Abstract
Incompatibility of red cell and platelet antigens can lead to maternal alloimmunization causing hemolytic disease of the fetus & newborn and fetal neonatal alloimmune thrombocytopenia respectively. As the molecular background of these polymorphisms emerged, prenatal testing using initially fetal DNA obtained from invasively obtained amniotic fluid or chorionic villus was implemented. This evolved into testing using maternal plasma as source of fetal DNA, and this is in routine use as a safe non-invasive diagnostic that has no risk to the fetus of alloimmunization or spontaneous miscarriage. These tests were initially applied to high risk pregnancies, but has been applied on a mass scale, to screen fetuses in D-negative pregnant populations as national screening programs. Fetal neonatal alloimmune thrombocytopenia management has had comparatively small take up in non-invasive testing for causative fetal platelet alleles (e.g., HPA-1A), but mass scale genotyping of mothers to identify at risk HPA-1b1b pregnancies and their treatment with prophylactic anti-HPA-1A is being considered in at least one country (Norway).
Financial & competing interests disclosure
ND Avent is a member of the Transfusion Medicine Advisory Board of Grifols SA. The author has no other relevant affiliations or financial involvement with any organization or entity with a financial interest in or financial conflict with the subject matter or materials discussed in the manuscript apart from those disclosed.

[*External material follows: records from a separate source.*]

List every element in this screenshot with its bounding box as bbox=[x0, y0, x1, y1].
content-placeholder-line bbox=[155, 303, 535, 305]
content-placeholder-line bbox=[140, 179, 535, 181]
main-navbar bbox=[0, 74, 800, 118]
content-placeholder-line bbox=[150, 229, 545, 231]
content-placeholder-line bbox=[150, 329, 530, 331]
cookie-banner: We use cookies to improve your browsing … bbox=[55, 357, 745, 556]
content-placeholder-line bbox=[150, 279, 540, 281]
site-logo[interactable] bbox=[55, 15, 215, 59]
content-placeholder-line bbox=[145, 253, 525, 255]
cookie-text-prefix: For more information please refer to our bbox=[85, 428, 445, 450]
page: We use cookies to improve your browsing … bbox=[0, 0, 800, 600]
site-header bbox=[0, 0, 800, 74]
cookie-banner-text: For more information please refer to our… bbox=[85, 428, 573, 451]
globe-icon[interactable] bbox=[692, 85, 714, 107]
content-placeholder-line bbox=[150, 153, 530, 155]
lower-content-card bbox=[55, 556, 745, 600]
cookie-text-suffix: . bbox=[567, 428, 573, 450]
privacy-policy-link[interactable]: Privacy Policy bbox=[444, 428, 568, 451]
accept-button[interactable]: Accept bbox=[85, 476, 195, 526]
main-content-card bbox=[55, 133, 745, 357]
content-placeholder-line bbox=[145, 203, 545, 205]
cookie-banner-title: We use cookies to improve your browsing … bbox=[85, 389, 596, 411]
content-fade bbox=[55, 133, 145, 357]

No writing assistance was utilized in the production of this manuscript.
Free fetal DNA based testing for most blood group alleles that cause hemolytic disease of the fetus & newborn and HPA-1A platelet antigens are in widespread use.
The use of amniotic fluid as a source of fetal DNA has largely been eliminated, and should be actively discouraged in preference to maternal plasma testing.
Mass scale application of fetal RHD genotyping has led to the focused and reduced use of prenatally administered prophylactic anti-D.
Whilst the economic value of applying prophylactic anti-D as directed by prenatal diagnosis is debated, there is no doubt that ethically wasteful use of a blood product obtained from male volunteers should be avoided.
A preliminary trial of the efficacy of prophylactic treatment of HPA-1b1b mothers with anti-HPA-1a is being considered in Norway, and has shown to be effective in human volunteers. This may pave the way to the routine prophylaxis in these mothers in the future.